Generating Livelihood Opportunities for Rural Women through Infrastructure Development
In Bangladesh, improvements in rural roads and markets paved the way for women’s empowerment.
Infrastructure projects can create jobs for the poor and opportunities for gender mainstreaming. Gender stereotypes should never be seen as constraints to project initiatives for women.
These development concepts were demonstrated by an Asian Development Bank-funded rural infrastructure project to help reduce poverty in 23 districts of northeast and central Bangladesh.
- 16 August 2006: Approval
- 07 October 2013: Closing
- $106.85 million:Total Project Cost
- Executing agency
- Local Government Engineering Department, Dhaka
- Asian Development Bank
- Government of the United Kingdom
Like many rural communities in Bangladesh, the project areas lacked road links and all-weather access to markets and basic services.
Women and children in particular suffered from lack of access to needed services, such as health and education, because these were available only in larger towns.
Inadequate transport infrastructure also meant few livelihood opportunities since most men and women could not take in off-farm jobs.
There was a high incidence of poverty and child labor.
Women in the project areas were mostly engaged in household and farming activities. They have the potential to contribute to the rural economy. However traditional beliefs of what women should or can do and what they should be paid relative to men constrained and made them vulnerable to living in poverty. There were even social norms that prohibited women from buying at a market, let alone selling there.
These practices cost not only women in terms of missed opportunities and income but also their entire households.
The Rural Infrastructure Improvement Project II was implemented to expand the economic opportunities of the rural poor by improving roads, markets, and other infrastructure. It also increased economic opportunities and public roles for women and improved local governance facilities and capacity.
The project made women empowerment one of its key priorities by:
- developing the entrepreneurship of women by reserving for them market sections in improved or new trading centers and by linking them with microfinance institutions so that they can start and run their own businesses and contribute to the rural economy;
- facilitating rural female beneficiaries’ links to different support resources to sustain their livelihood;
- generating employment opportunities by involving them in construction, maintenance, and tree plantation activities through labor contracting societies and by ensuring that, during construction, female laborers are provided with temporary sheds, water, and sanitary facilities; and
- promoting women’s participation in local governance and the management of union councils.
The project reduced poverty in the rural communities of the 23 districts of Bangladesh by 9.8%. It improved the living conditions of six million people in the project areas as the average annual household and per capita income increased by 7%.

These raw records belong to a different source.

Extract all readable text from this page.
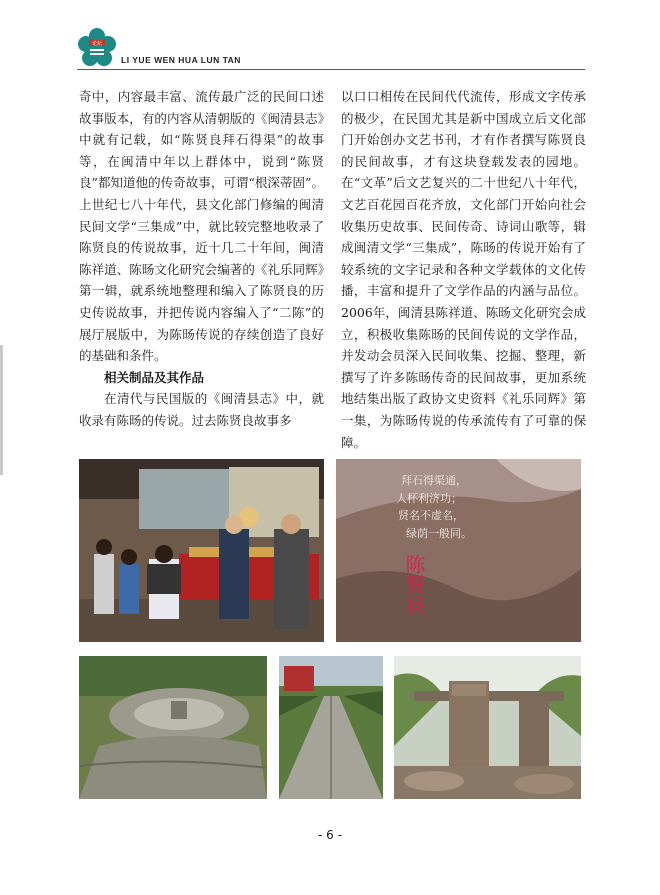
论坛
LI YUE WEN HUA LUN TAN

奇中，内容最丰富、流传最广泛的民间口述故事版本，有的内容从清朝版的《闽清县志》中就有记载，如“陈贤良拜石得渠”的故事等，在闽清中年以上群体中，说到“陈贤良”都知道他的传奇故事，可谓“根深蒂固”。上世纪七八十年代，县文化部门修编的闽清民间文学“三集成”中，就比较完整地收录了陈贤良的传说故事，近十几二十年间，闽清陈祥道、陈旸文化研究会编著的《礼乐同辉》第一辑，就系统地整理和编入了陈贤良的历史传说故事，并把传说内容编入了“二陈”的展厅展版中，为陈旸传说的存续创造了良好的基础和条件。

相关制品及其作品

在清代与民国版的《闽清县志》中，就收录有陈旸的传说。过去陈贤良故事多

以口口相传在民间代代流传，形成文字传承的极少，在民国尤其是新中国成立后文化部门开始创办文艺书刊，才有作者撰写陈贤良的民间故事，才有这块登载发表的园地。在“文革”后文艺复兴的二十世纪八十年代，文艺百花园百花齐放，文化部门开始向社会收集历史故事、民间传奇、诗词山歌等，辑成闽清文学“三集成”，陈旸的传说开始有了较系统的文字记录和各种文学载体的文化传播，丰富和提升了文学作品的内涵与品位。2006年，闽清县陈祥道、陈旸文化研究会成立，积极收集陈旸的民间传说的文学作品，并发动会员深入民间收集、挖掘、整理，新撰写了许多陈旸传奇的民间故事，更加系统地结集出版了政协文史资料《礼乐同辉》第一集，为陈旸传说的传承流传有了可靠的保障。

拜石得渠通，
人杯利济功；
贤名不虚名，
绿荫一般同。
陈贤良
- 6 -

Improved roads increased women’s mobility for economic and social purposes.
Women entrepreneurship was developed.
The project provided women with opportunities to conduct business in the markets by constructing women’s sections. A total of 312 shops were constructed and 304 were allocated to women. Around 15% of spaces in open sheds were set aside for women traders.
Over 1500 female members of the labor contracting society were trained to improve their business skills while 233 received training on income-generating activities.

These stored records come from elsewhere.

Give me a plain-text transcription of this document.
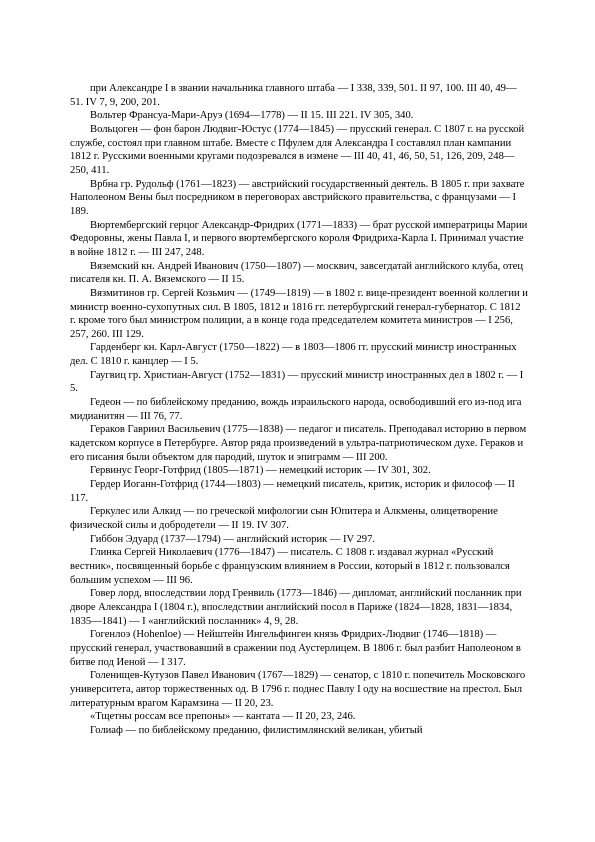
при Александре I в звании начальника главного штаба — I 338, 339, 501. II 97, 100. III 40, 49—51. IV 7, 9, 200, 201.

Вольтер Франсуа-Мари-Аруэ (1694—1778) — II 15. III 221. IV 305, 340.

Вольцоген — фон барон Людвиг-Юстус (1774—1845) — прусский генерал. С 1807 г. на русской службе, состоял при главном штабе. Вместе с Пфулем для Александра I составлял план кампании 1812 г. Русскими военными кругами подозревался в измене — III 40, 41, 46, 50, 51, 126, 209, 248—250, 411.

Врбна гр. Рудольф (1761—1823) — австрийский государственный деятель. В 1805 г. при захвате Наполеоном Вены был посредником в переговорах австрийского правительства, с французами — I 189.

Вюртембергский герцог Александр-Фридрих (1771—1833) — брат русской императрицы Марии Федоровны, жены Павла I, и первого вюртембергского короля Фридриха-Карла I. Принимал участие в войне 1812 г. — III 247, 248.

Вяземский кн. Андрей Иванович (1750—1807) — москвич, завсегдатай английского клуба, отец писателя кн. П. А. Вяземского — II 15.

Вязмитинов гр. Сергей Козьмич — (1749—1819) — в 1802 г. вице-президент военной коллегии и министр военно-сухопутных сил. В 1805, 1812 и 1816 гг. петербургский генерал-губернатор. С 1812 г. кроме того был министром полиции, а в конце года председателем комитета министров — I 256, 257, 260. III 129.

Гарденберг кн. Карл-Август (1750—1822) — в 1803—1806 гг. прусский министр иностранных дел. С 1810 г. канцлер — I 5.

Гаугвиц гр. Христиан-Август (1752—1831) — прусский министр иностранных дел в 1802 г. — I 5.

Гедеон — по библейскому преданию, вождь израильского народа, освободивший его из-под ига мидианитян — III 76, 77.

Гераков Гавриил Васильевич (1775—1838) — педагог и писатель. Преподавал историю в первом кадетском корпусе в Петербурге. Автор ряда произведений в ультра-патриотическом духе. Гераков и его писания были объектом для пародий, шуток и эпиграмм — III 200.

Гервинус Георг-Готфрид (1805—1871) — немецкий историк — IV 301, 302.

Гердер Иоганн-Готфрид (1744—1803) — немецкий писатель, критик, историк и философ — II 117.

Геркулес или Алкид — по греческой мифологии сын Юпитера и Алкмены, олицетворение физической силы и добродетели — II 19. IV 307.

Гиббон Эдуард (1737—1794) — английский историк — IV 297.

Глинка Сергей Николаевич (1776—1847) — писатель. С 1808 г. издавал журнал «Русский вестник», посвященный борьбе с французским влиянием в России, который в 1812 г. пользовался большим успехом — III 96.

Говер лорд, впоследствии лорд Гренвиль (1773—1846) — дипломат, английский посланник при дворе Александра I (1804 г.), впоследствии английский посол в Париже (1824—1828, 1831—1834, 1835—1841) — I «английский посланник» 4, 9, 28.

Гогенлоэ (Hohenloe) — Нейштейн Ингельфинген князь Фридрих-Людвиг (1746—1818) — прусский генерал, участвовавший в сражении под Аустерлицем. В 1806 г. был разбит Наполеоном в битве под Иеной — I 317.

Голенищев-Кутузов Павел Иванович (1767—1829) — сенатор, с 1810 г. попечитель Московского университета, автор торжественных од. В 1796 г. поднес Павлу I оду на восшествие на престол. Был литературным врагом Карамзина — II 20, 23.

«Тщетны россам все препоны» — кантата — II 20, 23, 246.

Голиаф — по библейскому преданию, филистимлянский великан, убитый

Tailoring and clothing or garments were the two most significant trades, each constituting 24% of total storeowners.
Employment opportunities were generated.
Women received equal wage for construction and road maintenance work. A total of 194 women were also employed for tree plantation through the labor contracting society in 2010. Another 666 women were employed for tree plantation and maintenance of 300 kilometers of union roads and 100 km of village roads for 2 years.

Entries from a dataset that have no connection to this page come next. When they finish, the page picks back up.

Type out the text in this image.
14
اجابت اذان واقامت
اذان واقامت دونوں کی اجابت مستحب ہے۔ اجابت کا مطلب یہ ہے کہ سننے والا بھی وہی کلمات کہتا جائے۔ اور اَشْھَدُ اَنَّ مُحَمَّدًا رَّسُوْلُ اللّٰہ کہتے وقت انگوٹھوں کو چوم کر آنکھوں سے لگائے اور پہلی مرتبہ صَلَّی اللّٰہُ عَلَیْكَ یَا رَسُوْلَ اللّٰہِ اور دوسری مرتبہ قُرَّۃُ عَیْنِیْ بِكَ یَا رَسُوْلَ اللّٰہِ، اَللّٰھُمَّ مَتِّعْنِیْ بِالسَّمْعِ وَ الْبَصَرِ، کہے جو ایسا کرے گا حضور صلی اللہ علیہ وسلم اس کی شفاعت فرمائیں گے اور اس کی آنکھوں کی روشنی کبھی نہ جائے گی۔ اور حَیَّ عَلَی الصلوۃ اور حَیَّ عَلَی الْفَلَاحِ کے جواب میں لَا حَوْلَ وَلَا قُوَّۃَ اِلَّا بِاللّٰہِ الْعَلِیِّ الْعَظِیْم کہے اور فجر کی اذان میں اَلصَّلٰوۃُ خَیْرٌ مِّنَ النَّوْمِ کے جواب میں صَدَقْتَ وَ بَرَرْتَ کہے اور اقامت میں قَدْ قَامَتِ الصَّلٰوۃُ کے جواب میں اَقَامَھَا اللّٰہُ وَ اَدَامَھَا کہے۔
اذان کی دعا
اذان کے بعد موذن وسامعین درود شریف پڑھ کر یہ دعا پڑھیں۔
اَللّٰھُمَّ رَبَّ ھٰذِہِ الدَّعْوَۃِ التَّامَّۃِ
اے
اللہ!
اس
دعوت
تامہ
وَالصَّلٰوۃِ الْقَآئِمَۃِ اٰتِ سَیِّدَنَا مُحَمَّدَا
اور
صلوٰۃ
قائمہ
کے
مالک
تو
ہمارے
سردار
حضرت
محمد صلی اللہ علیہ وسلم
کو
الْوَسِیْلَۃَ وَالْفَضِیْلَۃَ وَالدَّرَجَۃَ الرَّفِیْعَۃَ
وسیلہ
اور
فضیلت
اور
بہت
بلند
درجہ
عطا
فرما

Participation in local governance increased.
Decision-making bodies involved women in their committees and forums. A total of 40 female storeowners selection boards were established, each consisting of eight members and at least two were women.
Women also became part of standing committees. They led at least one-third of project implementation committees in 1,832 union councils. Women’s opinion and perception were considered in scheme selection through 43 stakeholder meetings in 23 districts where 6,900 or one-third of participants were women.
Safer environment for women created.
Separate sitting arrangements with water and sanitation facilities were provided in 55 newly constructed union council complexes.
Women were given access to clean toilets and water facilities in the markets. The storeowners were also oriented on the proper management and maintenance of sanitation facilities.
Eight training courses taught 94 contractors how to provide a conducive work environment for women. Their contracts included provisions to ensure female laborers’ safety, security, access to safe drinking water, toilet, and shed for resting and lunch facilities.
Efficient rural transport and supporting infrastructure are indispensable to reducing poverty and achieving rapid economic development. These also offer the potential to support women empowerment through appropriate infrastructure designs, new employment opportunities, and management and leadership breaks. These can also be good mechanisms to challenge gender stereotypes and other unfair social norms.
Infrastructure is still generally seen as the exclusive domain of men. More opportunities that would promote widespread understanding of why women should be involved in infrastructure are critical.
Asian Development Bank. 2010. Rural Infrastructure Improvement Project II. Gender Equality Results: Case Studies – Bangladesh. PP. 11-18. Mandaluyong.